Biology and antigens
SARS-CoV-2 is an enveloped positive-stranded RNA virus in the family Coronaviridae. There are more than 35 known coronaviruses (6) that infect various mammals, including bats, pigs, cattle, chickens, dogs and cats (7). Seven of these viruses can currently infect humans. The virus family is further divided into four genera: alpha, beta, gamma and delta coronavirus. SARS-CoV-2 is a beta-coronavirus, as are two other feared human-pathogenic coronaviruses with epidemic potential, namely SARS-CoV-1 and MERS-CoV (Middle-East respiratory syndrome coronavirus).
In 2003, SARS-CoV-1 caused a major global outbreak that spread rapidly from the Guangdong province in China to at least 26 different countries, resulting in 8 096 infections and 774 deaths (8). MERS-CoV has to date mainly caused outbreaks limited to the Arabian Peninsula, with more than 2 000 confirmed cases and over 700 deaths (9). Additionally, four coronaviruses circulate in the population and give rise to colds and respiratory tract infections of varying severities, but rarely cause serious illness. These viruses, two of which are beta-coronaviruses (HCoV-HKU1 and HCoV-OC43) and two of which are alpha-coronaviruses (HCoV-229E and HCoV-NL63), are thought to cause 15–30 % of all respiratory tract infections (7).
The genome of SARS-CoV-2 consists of approximately 30 000 nucleotides and encodes four structural proteins referred to as spike protein (S), membrane protein (M), nucleocapsid (N) and envelope protein (E) (10) (Figure 1). The genome also encodes 23 non-structural proteins, including an RNA polymerase (10, 11). S proteins characterise all coronaviruses: they cover the surface of the virus and resemble a corona on electron microscopy, hence the family name Coronaviridae. The S protein of SARS-CoV-2 contains a domain that interacts with the human receptor angiotensin-converting enzyme 2 (ACE2), which facilitates uptake of the virus into the body's cells (12). SARS-CoV-1 and the common cold virus HcoV-NL63 also use this uptake mechanism, but the other coronaviruses do not (2, 13). ACE2 is expressed on epithelial and endothelial cells, including lung tissue, intestines, kidneys and heart (14).

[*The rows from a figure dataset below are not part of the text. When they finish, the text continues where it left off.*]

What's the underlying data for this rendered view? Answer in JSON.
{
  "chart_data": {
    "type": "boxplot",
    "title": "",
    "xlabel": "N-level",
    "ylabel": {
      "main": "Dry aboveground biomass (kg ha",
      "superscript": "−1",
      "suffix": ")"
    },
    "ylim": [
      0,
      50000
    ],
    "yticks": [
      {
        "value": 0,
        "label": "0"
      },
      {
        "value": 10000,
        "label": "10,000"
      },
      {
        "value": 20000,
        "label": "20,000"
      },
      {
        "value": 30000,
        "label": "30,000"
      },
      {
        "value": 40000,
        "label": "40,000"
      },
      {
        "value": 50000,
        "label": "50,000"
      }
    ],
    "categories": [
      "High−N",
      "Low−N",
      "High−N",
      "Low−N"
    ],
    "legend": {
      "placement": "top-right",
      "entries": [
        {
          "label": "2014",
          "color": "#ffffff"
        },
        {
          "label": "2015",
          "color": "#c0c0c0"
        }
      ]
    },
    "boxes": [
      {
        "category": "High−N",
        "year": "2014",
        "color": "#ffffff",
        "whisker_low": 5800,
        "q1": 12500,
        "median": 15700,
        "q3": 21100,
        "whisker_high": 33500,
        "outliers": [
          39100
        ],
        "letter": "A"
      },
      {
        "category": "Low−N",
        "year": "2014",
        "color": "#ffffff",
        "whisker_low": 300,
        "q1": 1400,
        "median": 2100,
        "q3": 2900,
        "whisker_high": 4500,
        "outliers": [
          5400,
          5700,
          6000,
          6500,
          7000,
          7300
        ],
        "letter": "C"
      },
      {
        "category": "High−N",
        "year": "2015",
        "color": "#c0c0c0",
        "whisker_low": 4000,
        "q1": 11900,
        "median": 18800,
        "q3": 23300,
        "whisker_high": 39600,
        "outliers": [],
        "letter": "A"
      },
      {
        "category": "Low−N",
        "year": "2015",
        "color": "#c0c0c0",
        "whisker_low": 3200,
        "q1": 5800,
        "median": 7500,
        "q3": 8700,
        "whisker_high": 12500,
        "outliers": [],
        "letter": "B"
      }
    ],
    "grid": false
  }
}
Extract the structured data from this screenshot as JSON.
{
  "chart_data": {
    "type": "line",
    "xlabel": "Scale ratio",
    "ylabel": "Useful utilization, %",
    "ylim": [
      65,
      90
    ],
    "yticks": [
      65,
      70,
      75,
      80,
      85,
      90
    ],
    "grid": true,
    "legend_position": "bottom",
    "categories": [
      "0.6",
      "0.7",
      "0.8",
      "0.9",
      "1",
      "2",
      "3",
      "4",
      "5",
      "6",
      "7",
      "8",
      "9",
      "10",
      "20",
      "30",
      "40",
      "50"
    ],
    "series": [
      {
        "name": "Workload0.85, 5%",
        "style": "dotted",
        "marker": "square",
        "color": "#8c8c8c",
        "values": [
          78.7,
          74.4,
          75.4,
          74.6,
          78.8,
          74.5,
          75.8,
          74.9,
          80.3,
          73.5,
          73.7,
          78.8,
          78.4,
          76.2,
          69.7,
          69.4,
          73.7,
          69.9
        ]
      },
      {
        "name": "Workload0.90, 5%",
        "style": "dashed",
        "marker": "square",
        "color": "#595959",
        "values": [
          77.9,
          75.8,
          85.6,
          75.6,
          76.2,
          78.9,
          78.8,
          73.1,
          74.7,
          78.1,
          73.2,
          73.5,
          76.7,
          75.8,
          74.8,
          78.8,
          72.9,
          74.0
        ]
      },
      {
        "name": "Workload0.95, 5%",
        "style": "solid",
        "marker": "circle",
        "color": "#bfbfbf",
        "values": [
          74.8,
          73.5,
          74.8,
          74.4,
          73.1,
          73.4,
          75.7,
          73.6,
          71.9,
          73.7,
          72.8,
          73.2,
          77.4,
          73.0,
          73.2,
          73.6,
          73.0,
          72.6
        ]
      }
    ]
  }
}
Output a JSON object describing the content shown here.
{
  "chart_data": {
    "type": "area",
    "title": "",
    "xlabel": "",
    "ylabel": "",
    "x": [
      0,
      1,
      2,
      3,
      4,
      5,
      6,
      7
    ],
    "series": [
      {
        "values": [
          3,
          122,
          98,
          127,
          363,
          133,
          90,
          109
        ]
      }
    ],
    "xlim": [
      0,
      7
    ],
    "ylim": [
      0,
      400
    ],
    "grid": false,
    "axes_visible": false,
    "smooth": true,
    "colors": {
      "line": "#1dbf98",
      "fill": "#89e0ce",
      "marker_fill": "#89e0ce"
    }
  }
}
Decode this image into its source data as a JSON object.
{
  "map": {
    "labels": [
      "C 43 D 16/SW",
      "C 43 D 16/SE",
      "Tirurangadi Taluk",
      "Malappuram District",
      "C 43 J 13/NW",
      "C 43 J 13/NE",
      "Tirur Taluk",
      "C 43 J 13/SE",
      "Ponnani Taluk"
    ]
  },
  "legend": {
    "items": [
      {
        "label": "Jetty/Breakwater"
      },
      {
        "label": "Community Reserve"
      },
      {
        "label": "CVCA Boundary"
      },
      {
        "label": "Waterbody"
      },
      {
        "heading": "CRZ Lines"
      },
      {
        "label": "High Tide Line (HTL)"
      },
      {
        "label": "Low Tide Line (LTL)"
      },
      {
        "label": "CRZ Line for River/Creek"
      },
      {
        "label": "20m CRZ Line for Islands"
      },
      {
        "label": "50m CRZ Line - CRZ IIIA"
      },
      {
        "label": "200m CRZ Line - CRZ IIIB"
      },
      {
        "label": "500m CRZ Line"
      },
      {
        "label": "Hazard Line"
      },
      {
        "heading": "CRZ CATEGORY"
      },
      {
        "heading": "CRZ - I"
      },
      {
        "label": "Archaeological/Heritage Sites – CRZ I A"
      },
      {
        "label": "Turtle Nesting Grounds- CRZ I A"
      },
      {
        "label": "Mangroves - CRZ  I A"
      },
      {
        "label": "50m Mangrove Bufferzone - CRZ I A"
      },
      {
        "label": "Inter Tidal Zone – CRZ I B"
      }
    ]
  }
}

The S protein is the primary antigenic target in the development of vaccines against SARS-CoV-2 (Figure 2), the aim being to generate an immune response that prevents the virus from interacting with ACE2. Specifically, the vaccine molecule should mimic epitopes in the area of the S protein that is in direct contact with the human receptor, the receptor binding domain (RBD). It is now well established that an immune response to the S protein is generated as a result of infection with SARS-CoV-2, and in vitro studies with convalescent sera have shown that anti-S antibodies are able to neutralise the virus in cell culture and prevent its interaction with ACE2.
The three other structural proteins (M, N and E) are not currently considered as important in the context of a vaccine, and the relevance of antibodies against these antigens is unclear. The N protein is not a surface protein, but is associated with viral RNA within the membrane that surrounds the virus. However, antibodies against the N protein are also formed during infection with SARS-CoV-2 (15, 16), and previous development of vaccines against SARS-CoV-1 has shown that the N protein can generate T cell responses that confer immunological memory (17). The inclusion of T cell epitopes located on the N protein may therefore be important for achieving immunity to COVID-19.